WWF España, en contra

Por su parte, la organización WWF España considera que los planes aprobados no contribuyen a la conservación, a la protección, ni a la mejora del medio ambiente. Y, lo que es más preocupante, no promociona el uso racional y sostenible de los recursos hídricos, lo que tiene graves consecuencias para la sociedad y la economía.

Así lo puso WWF de manifiesto en las alegaciones presentadas a estos planes de cuenca y en las votaciones a los mismos del Consejo Nacional del Agua. No en vano, según esta organización, la Comisión Europea considera que los planes hidrológicos de cuenca de España del primer ciclo no integraban adecuadamente los principios de la Directiva Marco del Agua – DMA- y esperaba cambios significativos para este nuevo ciclo, que sin embargo, no se han producido.

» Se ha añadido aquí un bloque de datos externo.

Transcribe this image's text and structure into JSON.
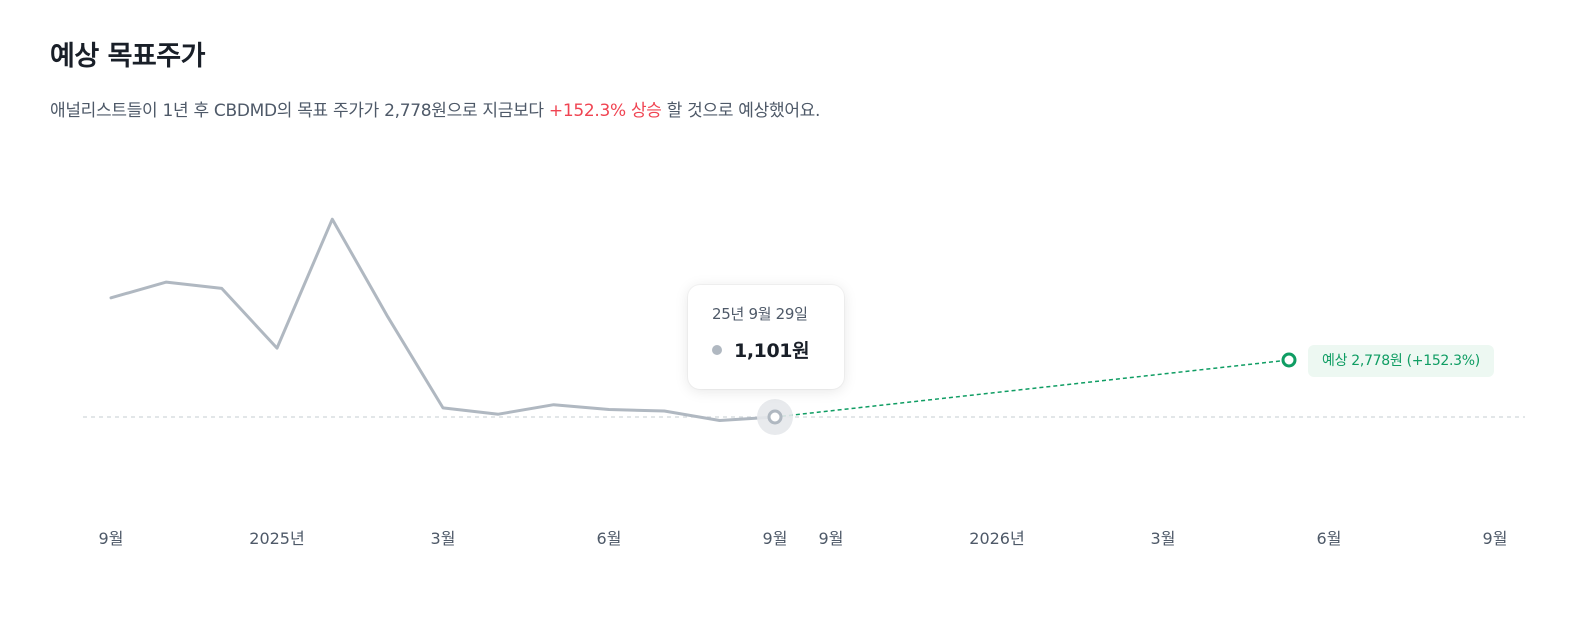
{
  "header": {
    "title": "예상 목표주가",
    "desc_prefix": "애널리스트들이 1년 후 CBDMD의 목표 주가가 2,778원으로 지금보다 ",
    "desc_highlight": "+152.3% 상승",
    "desc_suffix": " 할 것으로 예상했어요."
  },
  "tooltip": {
    "date": "25년 9월 29일",
    "value": "1,101원"
  },
  "target_badge": "예상 2,778원 (+152.3%)",
  "colors": {
    "history_line": "#b0b8c1",
    "target_line": "#0f9d63",
    "baseline": "#d1d6db",
    "highlight_text": "#f04452",
    "axis_text": "#4e5968"
  },
  "chart_data": {
    "type": "line",
    "ylabel": "",
    "xlabel": "",
    "series": [
      {
        "values": [
          1480,
          1530,
          1510,
          1320,
          1730,
          1420,
          1130,
          1110,
          1140,
          1125,
          1120,
          1090,
          1101
        ]
      }
    ],
    "current_price": 1101,
    "target_price": 2778,
    "target_change": "+152.3%",
    "x_tick_labels": [
      "9월",
      "2025년",
      "3월",
      "6월",
      "9월",
      "9월",
      "2026년",
      "3월",
      "6월",
      "9월"
    ],
    "grid": false
  }
}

WWF España entiende que tras las elecciones del pasado 20 de diciembre se abre una oportunidad de aplicar correctamente la DMA ante el nuevo escenario político. “Lamentablemente, una vez más, la aprobación de estos planes evidencia que la política del agua en España olvida por completo la consecución de los objetivos ambientales y continúa considerando el agua como como un recurso económico a explotar, y no como un patrimonio natural a proteger y conservar, tal y como establece la DMA”.